On the march when he saw Chinese soldiers smoking rolled-up leaves, Stilwell would take out his own cigarets and hand them out and he made an extra effort to have cigarets flown in. He paid “special attention to people at the bottom,” said a Chinese officer, and when the soldiers saw him they would crowd around “our Commander” and want to talk to him. The most important morale factor was his insistence on the wounded being carried back to the field hospitals and flown if necessary to the 20th General Hospital at Ledo. He brought relentless pressure until an airfield was built for the hospital and supported every demand of its chief, Colonel Isidor Ravdin, a surgeon from civilian life who on Stilwell’s recommendation was to become the first Medical Reserve officer promoted to brigadier general. When Ravdin complained that the hospital had no fans, urgently needed for the typhus wards, Stilwell radioed General Dan Sultan, his deputy in Delhi, “Dig up 150 ceiling fans, 160 standing fans and 11 air-conditioning units….You and I both know where a lot of it can be dug up.” The Imperial Hotel where the American staff of SEAC lodged was duly stripped of its fans for the hospital at Ledo. On Sunday morning Stilwell usually flew in to visit the patients who had been injured the previous week. His order that no Chinese soldiers were to be searched on leaving the hospital resulted in a steady disappearance of medicines, blankets, pajamas and equipment, but it was issued in that expectation for Stilwell also took care to order that Ravdin should not be held responsible for anything missing.
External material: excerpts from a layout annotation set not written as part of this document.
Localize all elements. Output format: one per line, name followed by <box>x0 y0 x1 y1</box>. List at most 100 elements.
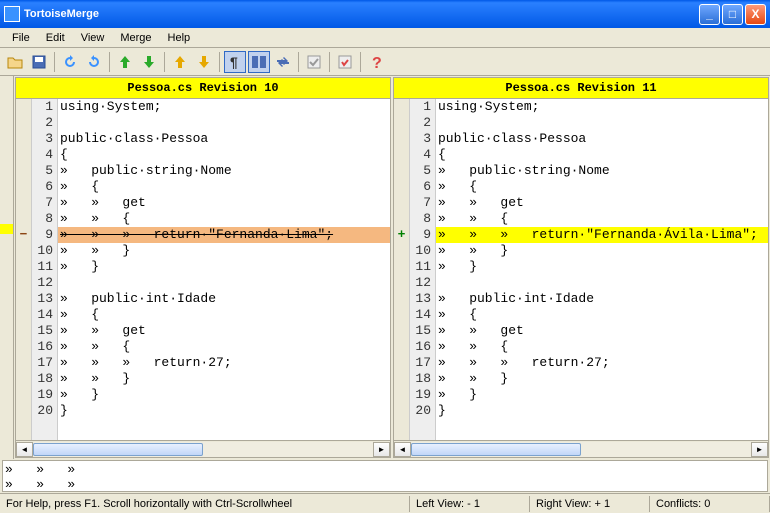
right-hscrollbar[interactable]: ◄ ► <box>394 440 768 457</box>
line-marker <box>16 387 31 403</box>
reload-button[interactable] <box>59 51 81 73</box>
code-line[interactable]: { <box>58 147 390 163</box>
code-line[interactable]: » » } <box>436 243 768 259</box>
scroll-left-icon[interactable]: ◄ <box>394 442 411 457</box>
help-button[interactable]: ? <box>365 51 387 73</box>
line-marker <box>394 323 409 339</box>
code-line[interactable] <box>58 115 390 131</box>
main-area: Pessoa.cs Revision 10 − 1234567891011121… <box>0 76 770 459</box>
switch-view-button[interactable] <box>272 51 294 73</box>
prev-diff-button[interactable] <box>114 51 136 73</box>
code-line[interactable]: » { <box>58 307 390 323</box>
mark-resolved-button[interactable] <box>303 51 325 73</box>
left-pane-header: Pessoa.cs Revision 10 <box>16 78 390 99</box>
code-line[interactable]: » public·int·Idade <box>58 291 390 307</box>
code-line[interactable]: » » » return·"Fernanda·Ávila·Lima"; <box>436 227 768 243</box>
code-line[interactable]: » » } <box>58 371 390 387</box>
two-pane-button[interactable] <box>248 51 270 73</box>
save-button[interactable] <box>28 51 50 73</box>
line-number: 10 <box>410 243 431 259</box>
code-line[interactable]: » public·int·Idade <box>436 291 768 307</box>
left-hscrollbar[interactable]: ◄ ► <box>16 440 390 457</box>
code-line[interactable]: } <box>58 403 390 419</box>
code-line[interactable]: } <box>436 403 768 419</box>
code-line[interactable]: » » { <box>58 211 390 227</box>
code-line[interactable]: » » { <box>436 211 768 227</box>
code-line[interactable]: » » get <box>436 195 768 211</box>
code-line[interactable] <box>58 275 390 291</box>
close-button[interactable]: X <box>745 4 766 25</box>
code-line[interactable]: » » get <box>58 195 390 211</box>
scroll-right-icon[interactable]: ► <box>373 442 390 457</box>
code-line[interactable] <box>436 275 768 291</box>
code-line[interactable]: » } <box>436 387 768 403</box>
code-line[interactable]: public·class·Pessoa <box>436 131 768 147</box>
gutter-diff-mark[interactable] <box>0 224 13 234</box>
added-line-marker: + <box>394 227 409 243</box>
line-number: 8 <box>410 211 431 227</box>
code-line[interactable]: » { <box>58 179 390 195</box>
line-marker <box>16 147 31 163</box>
line-marker <box>16 291 31 307</box>
right-pane-header: Pessoa.cs Revision 11 <box>394 78 768 99</box>
left-code-area[interactable]: − 1234567891011121314151617181920 using·… <box>16 99 390 440</box>
menu-edit[interactable]: Edit <box>38 30 73 46</box>
code-line[interactable]: » » » return·27; <box>58 355 390 371</box>
code-line[interactable]: » { <box>436 307 768 323</box>
overview-gutter[interactable] <box>0 76 14 459</box>
bottom-pane[interactable]: » » » » » » <box>2 460 768 492</box>
code-line[interactable]: » » get <box>58 323 390 339</box>
line-number: 9 <box>32 227 53 243</box>
show-whitespace-button[interactable]: ¶ <box>224 51 246 73</box>
menu-file[interactable]: File <box>4 30 38 46</box>
code-line[interactable]: » » { <box>436 339 768 355</box>
code-line[interactable]: { <box>436 147 768 163</box>
code-line[interactable]: » » get <box>436 323 768 339</box>
code-line[interactable]: » public·string·Nome <box>436 163 768 179</box>
code-line[interactable]: using·System; <box>436 99 768 115</box>
prev-conflict-button[interactable] <box>169 51 191 73</box>
undo-button[interactable] <box>83 51 105 73</box>
code-line[interactable]: » » } <box>436 371 768 387</box>
code-line[interactable]: using·System; <box>58 99 390 115</box>
line-number: 1 <box>410 99 431 115</box>
line-marker <box>394 195 409 211</box>
line-number: 20 <box>32 403 53 419</box>
window-title: TortoiseMerge <box>24 8 699 20</box>
code-line[interactable]: » » » return·27; <box>436 355 768 371</box>
code-line[interactable]: » } <box>436 259 768 275</box>
open-button[interactable] <box>4 51 26 73</box>
titlebar: TortoiseMerge _ □ X <box>0 0 770 28</box>
menu-merge[interactable]: Merge <box>112 30 159 46</box>
status-left-view: Left View: - 1 <box>410 496 530 512</box>
line-number: 2 <box>410 115 431 131</box>
menu-help[interactable]: Help <box>160 30 199 46</box>
code-line[interactable]: » » » return·"Fernanda·Lima"; <box>58 227 390 243</box>
line-number: 18 <box>32 371 53 387</box>
line-number: 2 <box>32 115 53 131</box>
code-line[interactable]: » } <box>58 259 390 275</box>
code-line[interactable] <box>436 115 768 131</box>
scroll-left-icon[interactable]: ◄ <box>16 442 33 457</box>
scroll-right-icon[interactable]: ► <box>751 442 768 457</box>
maximize-button[interactable]: □ <box>722 4 743 25</box>
settings-button[interactable] <box>334 51 356 73</box>
next-conflict-button[interactable] <box>193 51 215 73</box>
line-marker <box>16 307 31 323</box>
code-line[interactable]: » { <box>436 179 768 195</box>
menu-view[interactable]: View <box>73 30 113 46</box>
line-marker <box>394 163 409 179</box>
code-line[interactable]: » » { <box>58 339 390 355</box>
line-marker <box>16 163 31 179</box>
minimize-button[interactable]: _ <box>699 4 720 25</box>
left-pane: Pessoa.cs Revision 10 − 1234567891011121… <box>15 77 391 458</box>
code-line[interactable]: » public·string·Nome <box>58 163 390 179</box>
code-line[interactable]: » } <box>58 387 390 403</box>
removed-line-marker: − <box>16 227 31 243</box>
line-number: 12 <box>32 275 53 291</box>
line-number: 1 <box>32 99 53 115</box>
right-code-area[interactable]: + 1234567891011121314151617181920 using·… <box>394 99 768 440</box>
next-diff-button[interactable] <box>138 51 160 73</box>
code-line[interactable]: » » } <box>58 243 390 259</box>
code-line[interactable]: public·class·Pessoa <box>58 131 390 147</box>
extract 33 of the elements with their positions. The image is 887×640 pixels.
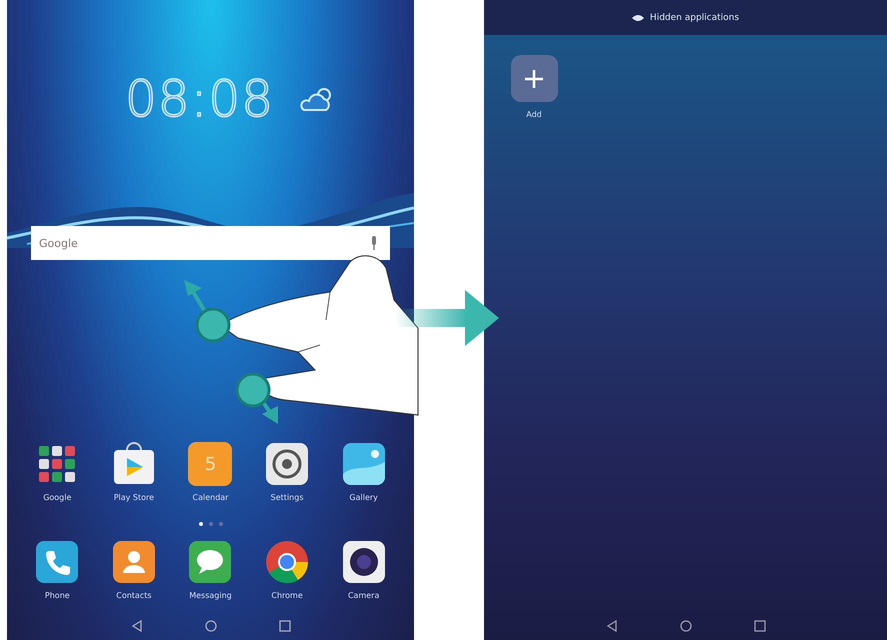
app-label: Camera bbox=[348, 591, 380, 600]
app-label: Play Store bbox=[114, 493, 154, 502]
recents-icon[interactable] bbox=[278, 620, 290, 632]
shopping-bag-icon[interactable] bbox=[112, 442, 156, 486]
app-label: Chrome bbox=[271, 591, 303, 600]
recents-icon[interactable] bbox=[754, 620, 766, 632]
chat-bubble-icon[interactable] bbox=[188, 540, 232, 584]
calendar-icon[interactable]: 5 bbox=[188, 442, 232, 486]
app-label: Settings bbox=[270, 493, 304, 502]
app-label: Calendar bbox=[192, 493, 228, 502]
add-label: Add bbox=[526, 110, 542, 119]
eye-icon bbox=[632, 14, 644, 22]
back-icon[interactable] bbox=[606, 620, 618, 632]
phone-icon[interactable] bbox=[35, 540, 80, 584]
back-icon[interactable] bbox=[130, 620, 142, 632]
person-icon[interactable] bbox=[112, 540, 156, 584]
app-label: Gallery bbox=[349, 493, 378, 502]
landscape-picture-icon[interactable] bbox=[342, 442, 386, 486]
browser-icon[interactable] bbox=[265, 540, 310, 584]
app-label: Messaging bbox=[189, 591, 232, 600]
screen-title: Hidden applications bbox=[650, 12, 740, 22]
clock-time: 08:08 bbox=[124, 70, 274, 128]
plus-icon bbox=[524, 68, 544, 88]
home-icon[interactable] bbox=[680, 620, 692, 632]
settings-icon[interactable] bbox=[265, 442, 310, 486]
app-label: Google bbox=[43, 493, 72, 502]
add-button[interactable] bbox=[510, 55, 558, 102]
home-icon[interactable] bbox=[204, 620, 216, 632]
camera-lens-icon[interactable] bbox=[342, 540, 386, 584]
app-label: Contacts bbox=[116, 591, 152, 600]
microphone-icon[interactable] bbox=[370, 236, 378, 250]
search-field[interactable]: Google bbox=[31, 226, 390, 260]
app-label: Phone bbox=[44, 591, 70, 600]
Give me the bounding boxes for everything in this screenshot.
The combined efforts of American medics, from stretcher teams and field hospitals to the 20th General, reduced the death rate from wounds, ordinarily a limitless figure in the Chinese Army, to 3.5 percent. Chinese soldiers were not afraid of being killed in battle, they used to say, but only of being left wounded on the battlefield to die, which was the usual fate in China for those who could not walk away from combat. The feeling that they were being looked out for in the NCAC g
ave the soldiers a newfound pride and confidence. In the knowledge, too, that planes would keep them supplied with ammunition, they were not afraid to shoot what they had as in the first Burma campaign.
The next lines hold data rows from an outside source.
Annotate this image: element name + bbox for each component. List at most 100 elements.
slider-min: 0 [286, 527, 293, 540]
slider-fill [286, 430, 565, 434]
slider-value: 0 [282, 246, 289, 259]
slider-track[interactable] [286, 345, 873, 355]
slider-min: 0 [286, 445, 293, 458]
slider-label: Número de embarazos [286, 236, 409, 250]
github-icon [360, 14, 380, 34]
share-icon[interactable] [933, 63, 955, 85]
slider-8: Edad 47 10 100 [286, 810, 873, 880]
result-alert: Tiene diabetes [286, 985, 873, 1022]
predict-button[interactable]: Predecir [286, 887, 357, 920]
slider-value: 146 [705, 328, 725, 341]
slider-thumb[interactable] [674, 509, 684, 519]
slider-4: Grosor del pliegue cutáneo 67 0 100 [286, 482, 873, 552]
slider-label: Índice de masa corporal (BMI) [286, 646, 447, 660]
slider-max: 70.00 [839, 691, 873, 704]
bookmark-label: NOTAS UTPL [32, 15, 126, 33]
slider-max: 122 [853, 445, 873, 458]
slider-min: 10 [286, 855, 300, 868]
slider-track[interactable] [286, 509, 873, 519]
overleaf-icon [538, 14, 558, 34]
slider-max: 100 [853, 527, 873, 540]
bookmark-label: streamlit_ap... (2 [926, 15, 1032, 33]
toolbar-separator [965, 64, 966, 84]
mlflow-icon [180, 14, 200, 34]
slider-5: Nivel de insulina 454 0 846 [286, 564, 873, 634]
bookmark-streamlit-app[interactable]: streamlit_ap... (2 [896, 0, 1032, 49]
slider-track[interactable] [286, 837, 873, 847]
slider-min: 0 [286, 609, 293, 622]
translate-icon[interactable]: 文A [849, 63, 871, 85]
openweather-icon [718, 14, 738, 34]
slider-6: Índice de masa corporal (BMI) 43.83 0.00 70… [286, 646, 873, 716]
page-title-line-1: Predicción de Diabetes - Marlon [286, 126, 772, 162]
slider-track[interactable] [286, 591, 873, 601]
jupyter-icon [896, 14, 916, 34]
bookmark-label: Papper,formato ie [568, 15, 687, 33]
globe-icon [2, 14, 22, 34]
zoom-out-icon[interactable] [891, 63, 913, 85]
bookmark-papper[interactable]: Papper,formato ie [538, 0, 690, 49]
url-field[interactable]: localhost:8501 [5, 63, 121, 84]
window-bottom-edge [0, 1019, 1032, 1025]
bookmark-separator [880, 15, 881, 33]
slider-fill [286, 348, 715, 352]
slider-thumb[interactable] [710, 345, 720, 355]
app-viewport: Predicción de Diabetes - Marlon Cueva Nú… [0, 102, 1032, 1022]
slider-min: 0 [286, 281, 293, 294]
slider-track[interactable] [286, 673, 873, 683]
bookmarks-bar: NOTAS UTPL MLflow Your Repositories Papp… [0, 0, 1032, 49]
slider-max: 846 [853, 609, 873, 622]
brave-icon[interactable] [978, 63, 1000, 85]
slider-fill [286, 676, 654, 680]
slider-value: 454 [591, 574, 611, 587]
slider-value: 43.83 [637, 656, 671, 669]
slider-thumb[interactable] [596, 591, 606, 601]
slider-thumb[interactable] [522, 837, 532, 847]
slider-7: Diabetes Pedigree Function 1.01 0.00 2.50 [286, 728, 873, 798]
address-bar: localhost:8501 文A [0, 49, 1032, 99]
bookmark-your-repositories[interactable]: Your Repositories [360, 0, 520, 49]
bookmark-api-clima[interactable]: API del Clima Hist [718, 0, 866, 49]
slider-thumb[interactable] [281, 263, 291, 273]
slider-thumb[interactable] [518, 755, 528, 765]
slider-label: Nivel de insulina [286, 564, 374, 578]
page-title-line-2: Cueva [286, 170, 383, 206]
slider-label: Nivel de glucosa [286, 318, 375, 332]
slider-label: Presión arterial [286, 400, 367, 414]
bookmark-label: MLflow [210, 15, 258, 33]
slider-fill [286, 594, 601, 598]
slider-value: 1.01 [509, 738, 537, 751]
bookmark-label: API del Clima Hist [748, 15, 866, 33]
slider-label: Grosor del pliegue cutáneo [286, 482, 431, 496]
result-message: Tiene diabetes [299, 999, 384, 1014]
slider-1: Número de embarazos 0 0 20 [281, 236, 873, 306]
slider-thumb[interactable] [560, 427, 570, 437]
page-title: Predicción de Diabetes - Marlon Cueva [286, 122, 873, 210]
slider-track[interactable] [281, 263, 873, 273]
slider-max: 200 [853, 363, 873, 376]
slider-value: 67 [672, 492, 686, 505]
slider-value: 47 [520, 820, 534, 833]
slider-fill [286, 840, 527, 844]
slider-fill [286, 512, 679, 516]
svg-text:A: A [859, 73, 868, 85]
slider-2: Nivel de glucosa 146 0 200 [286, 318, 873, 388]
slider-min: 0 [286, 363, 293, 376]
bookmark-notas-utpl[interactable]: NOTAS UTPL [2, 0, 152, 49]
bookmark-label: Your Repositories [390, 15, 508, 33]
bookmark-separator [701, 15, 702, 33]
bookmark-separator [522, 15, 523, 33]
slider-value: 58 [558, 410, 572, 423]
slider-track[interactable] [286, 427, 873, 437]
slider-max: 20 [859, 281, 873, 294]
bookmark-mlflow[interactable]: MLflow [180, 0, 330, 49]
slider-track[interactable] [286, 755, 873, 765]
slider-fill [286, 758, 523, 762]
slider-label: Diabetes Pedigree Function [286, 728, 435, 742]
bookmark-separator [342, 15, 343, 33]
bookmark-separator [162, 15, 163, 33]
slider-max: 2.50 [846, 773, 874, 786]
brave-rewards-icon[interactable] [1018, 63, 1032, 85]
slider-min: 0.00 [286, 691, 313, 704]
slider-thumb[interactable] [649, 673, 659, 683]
They were a young army, many as young as fifteen, and if not robust in body, yet as brothers of the Communists who had trudged the 6,000 miles of the Long March, they were the sturdiest walkers of any army in the world. They had in large measure the good soldier’s qualities of courage, stamina, willingness and an eye for the country, and their dominant characteristic, as Wingate observed, was cheerfulness. “Under conditions which would reduce Europeans to gloomy despair, smiles of pure joy break out constantly over the Chinese face.” Measured time was of no concern to them and no plan based on accurate timing had a hope of success. Nor could any plan succeed that ignored consideration of face. Familiar with the absence in the home army of any supply, transport or medical organization worth the name, they were accustomed to keeping themselves alive by scavenging and would take or steal any object of any kind that lay loose.
At dawn Stilwell would set out regularly to hike three to five miles, often taking two or more hours, to the regimental command post, trailed by his aide, bodyguard and two or three of the hardier correspondents. On the way he studied and remembered the trails and terrain features and villages, and at night sketched his situation maps by candlelight, recording in marginal comments every move and engagement of the troops. At the command posts he would observe and advise without exercising direct command. His presence at the front became known to the Japanese who broadcast from Rangoon their intention to capture him alive, adding immeasurably to the uneasiness of whatever Chinese commanders he chose to visit. They feared execution if the Commanding General was shot or ambushed by a patrol and captured while in their vicinity. Taking advantage of this anxiety, in the case of a commander who delayed or stalled, Stilwell would hang around his command post and refuse to go away until the order to move was given.